God’s glory is an amazing thing. We see it, we are awed by it, and sometimes we quickly forget it as life quickly distracts us. We hear stories of miraculous healing and we are quick to repeat those stories for a few days, then we forget. There are many stories of people saved miraculously from life-threatening events. There are even common day stories of doctors performing successful surgeries against all odds. All these events point to God’s glory.
One thing I noticed about these events is that they all involve pain. People who are directly involved in events that show us God’s glory often experience pain and hardship. When we look at the story of how Jesus raised Lazarus from the dead, we can see that Lazarus and his sisters were not protected from pain and grief as God moved to show His glory.
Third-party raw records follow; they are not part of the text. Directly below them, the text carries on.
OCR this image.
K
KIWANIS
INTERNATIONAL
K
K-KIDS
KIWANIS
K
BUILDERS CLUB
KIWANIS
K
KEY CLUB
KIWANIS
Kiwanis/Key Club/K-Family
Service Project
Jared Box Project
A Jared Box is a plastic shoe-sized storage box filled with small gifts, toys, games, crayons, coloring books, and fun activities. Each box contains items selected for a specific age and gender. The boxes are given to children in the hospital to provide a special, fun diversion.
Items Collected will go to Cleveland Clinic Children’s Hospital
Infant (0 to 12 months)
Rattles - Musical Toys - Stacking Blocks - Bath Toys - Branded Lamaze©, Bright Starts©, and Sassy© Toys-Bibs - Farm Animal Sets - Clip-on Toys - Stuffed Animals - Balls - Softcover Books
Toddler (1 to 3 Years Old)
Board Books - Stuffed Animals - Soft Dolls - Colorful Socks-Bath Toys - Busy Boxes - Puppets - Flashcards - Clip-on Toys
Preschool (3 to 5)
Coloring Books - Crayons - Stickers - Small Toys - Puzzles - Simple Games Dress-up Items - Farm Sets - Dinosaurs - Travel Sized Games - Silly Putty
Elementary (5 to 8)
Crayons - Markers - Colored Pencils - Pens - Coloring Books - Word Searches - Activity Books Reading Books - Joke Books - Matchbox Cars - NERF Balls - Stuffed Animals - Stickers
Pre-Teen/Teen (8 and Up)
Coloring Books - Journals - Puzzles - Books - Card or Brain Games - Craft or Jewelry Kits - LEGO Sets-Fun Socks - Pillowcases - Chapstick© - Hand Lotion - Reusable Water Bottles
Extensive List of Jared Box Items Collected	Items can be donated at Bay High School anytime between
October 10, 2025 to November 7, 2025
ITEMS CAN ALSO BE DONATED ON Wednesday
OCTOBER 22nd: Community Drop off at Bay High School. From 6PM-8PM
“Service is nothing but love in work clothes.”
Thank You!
Lazarus experienced the pain of being sick to the point of experiencing death. I don’t know about you, but the last time I had the flu, I felt pretty miserable. My body was aching, I had a fever that wouldn’t quit – I was miserable. I wasn’t remotely close to death even though I felt miserably. Death is not pretty, especially when it comes as a result of sickness. God did not spare Lazarus from suffering. Lazarus was so sick that he died.
Imagine the frustration that his sisters, Mary and Martha, felt as they did their best to care for Lazarus. Imagine all the things they tried to do in order to help their brother get better – soups, herbs, praying. Why didn’t prayer work? Why didn’t God answer their prayers? Why was their brother getting worse? Mary and Martha had enough faith to move a mountain, why wasn’t prayer working?
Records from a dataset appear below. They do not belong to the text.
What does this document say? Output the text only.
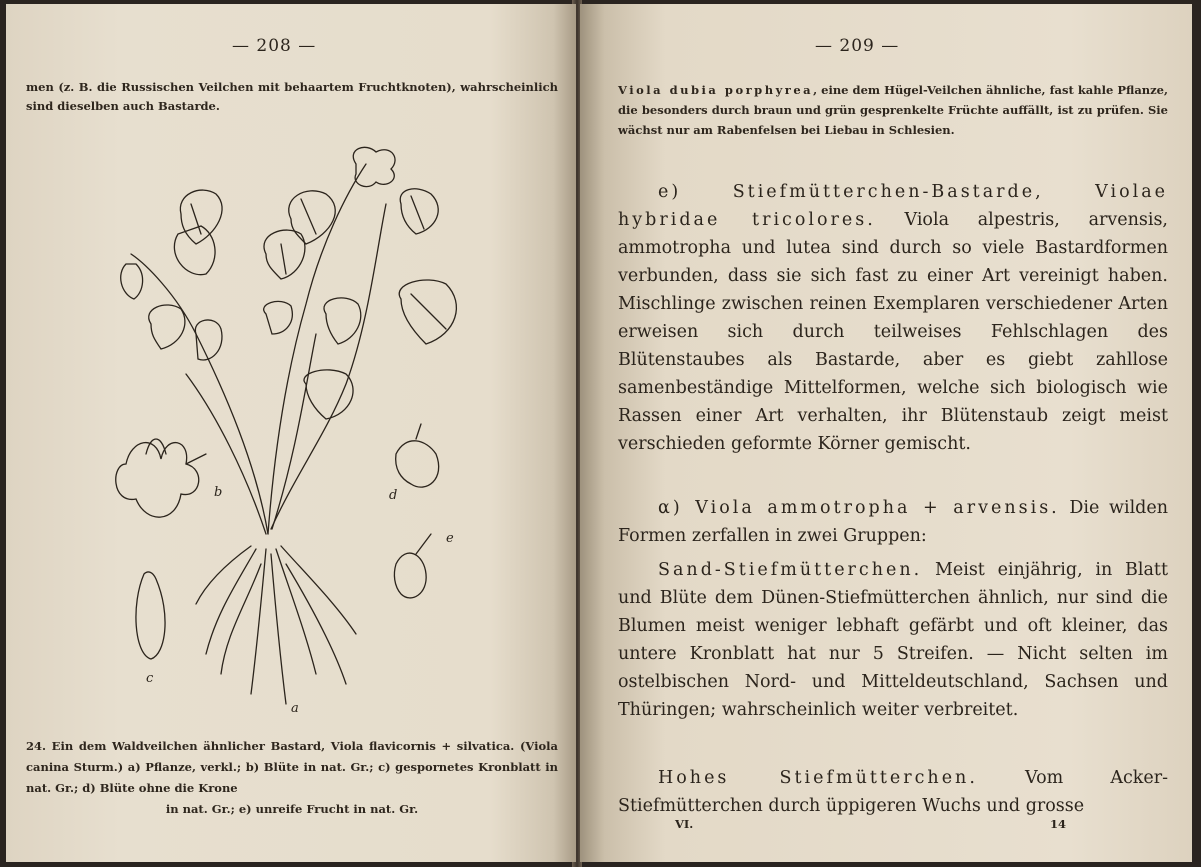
— 208 —
men (z. B. die Russischen Veilchen mit behaartem Fruchtknoten), wahrscheinlich sind dieselben auch Bastarde.
b	d
e
c
a

24. Ein dem Waldveilchen ähnlicher Bastard, Viola flavicornis + silvatica. (Viola canina Sturm.) a) Pflanze, verkl.; b) Blüte in nat. Gr.; c) gespornetes Kronblatt in nat. Gr.; d) Blüte ohne die Krone

in nat. Gr.; e) unreife Frucht in nat. Gr.

— 209 —
Viola dubia porphyrea, eine dem Hügel-Veilchen ähnliche, fast kahle Pflanze, die besonders durch braun und grün gesprenkelte Früchte auffällt, ist zu prüfen. Sie wächst nur am Rabenfelsen bei Liebau in Schlesien.

e) Stiefmütterchen-Bastarde, Violae hybridae tricolores. Viola alpestris, arvensis, ammotropha und lutea sind durch so viele Bastardformen verbunden, dass sie sich fast zu einer Art vereinigt haben. Mischlinge zwischen reinen Exemplaren verschiedener Arten erweisen sich durch teilweises Fehlschlagen des Blütenstaubes als Bastarde, aber es giebt zahllose samenbeständige Mittelformen, welche sich biologisch wie Rassen einer Art verhalten, ihr Blütenstaub zeigt meist verschieden geformte Körner gemischt.

α) Viola ammotropha + arvensis. Die wilden Formen zerfallen in zwei Gruppen:

Sand-Stiefmütterchen. Meist einjährig, in Blatt und Blüte dem Dünen-Stiefmütterchen ähnlich, nur sind die Blumen meist weniger lebhaft gefärbt und oft kleiner, das untere Kronblatt hat nur 5 Streifen. — Nicht selten im ostelbischen Nord- und Mitteldeutschland, Sachsen und Thüringen; wahrscheinlich weiter verbreitet.

Hohes Stiefmütterchen. Vom Acker-Stiefmütterchen durch üppigeren Wuchs und grosse

VI.	14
Many of us have experienced the same frustrations with prayer. Other well-meaning believers have told us that our faith wasn’t strong enough… or that our prayers were not specific enough… or – I’m sure you can fill in the blank. Sometimes our prayers aren’t answered in the way we want them to be answered. Sometimes prayers are not answered in the time frame we have predetermined. Sometimes – all we seem to experience is silence from God as we suffer.
Jesus was not surprised at the news of Lazarus’ sickness. Jesus knew what the outcome of the story would be – Lazarus would be raised from the dead. He knew that when people witnessed Lazarus’ dead rotting body being raised from the dead, people would believe that He was God’s son. If He knew this, why didn’t He send a message back to the sisters telling them so? Why did he let them suffer through the loss of their brother and the intense grief that followed? Why did he let them experience the frustrations of making burial arrangements and notifying people to come and help them mourn Lazarus’ death?
I believe that there are lessons to be learned through the pain of suffering. We can suffer with frustration and doubt and concede to depression – or we can choose to open our eyes so that we can see what God is teaching us and accept His intense love for us. We have the choice to cling to the “poor me” mentality, or we can choose to look beyond ourselves and cling to the truths that God is revealing to us. Lazarus experienced death so that God’s glory could be revealed. Why was God’s glory revealed? So that many others would believe that God sent Jesus to us (John 11: 42). Did you understand what you just read? Lazarus died so that you and me could see God’s glory – God’s infinite holiness and His infinite value and worth. Lazarus’ death caught the attention of many of people and pointed them towards God. Lazarus’ death and life was recorded so that millions would see God’s infinite strength and love for us.
My friend, know that your suffering may not be all about you. Maybe, just maybe, your suffering might be about God’s glory. I encourage you to look beyond your pain to the One who is with you in your pain. We don’t know why, just as Mary, Martha, and Lazarus didn’t know why, but we can be confident in trusting that God has a plan to reveal His glory through our lives.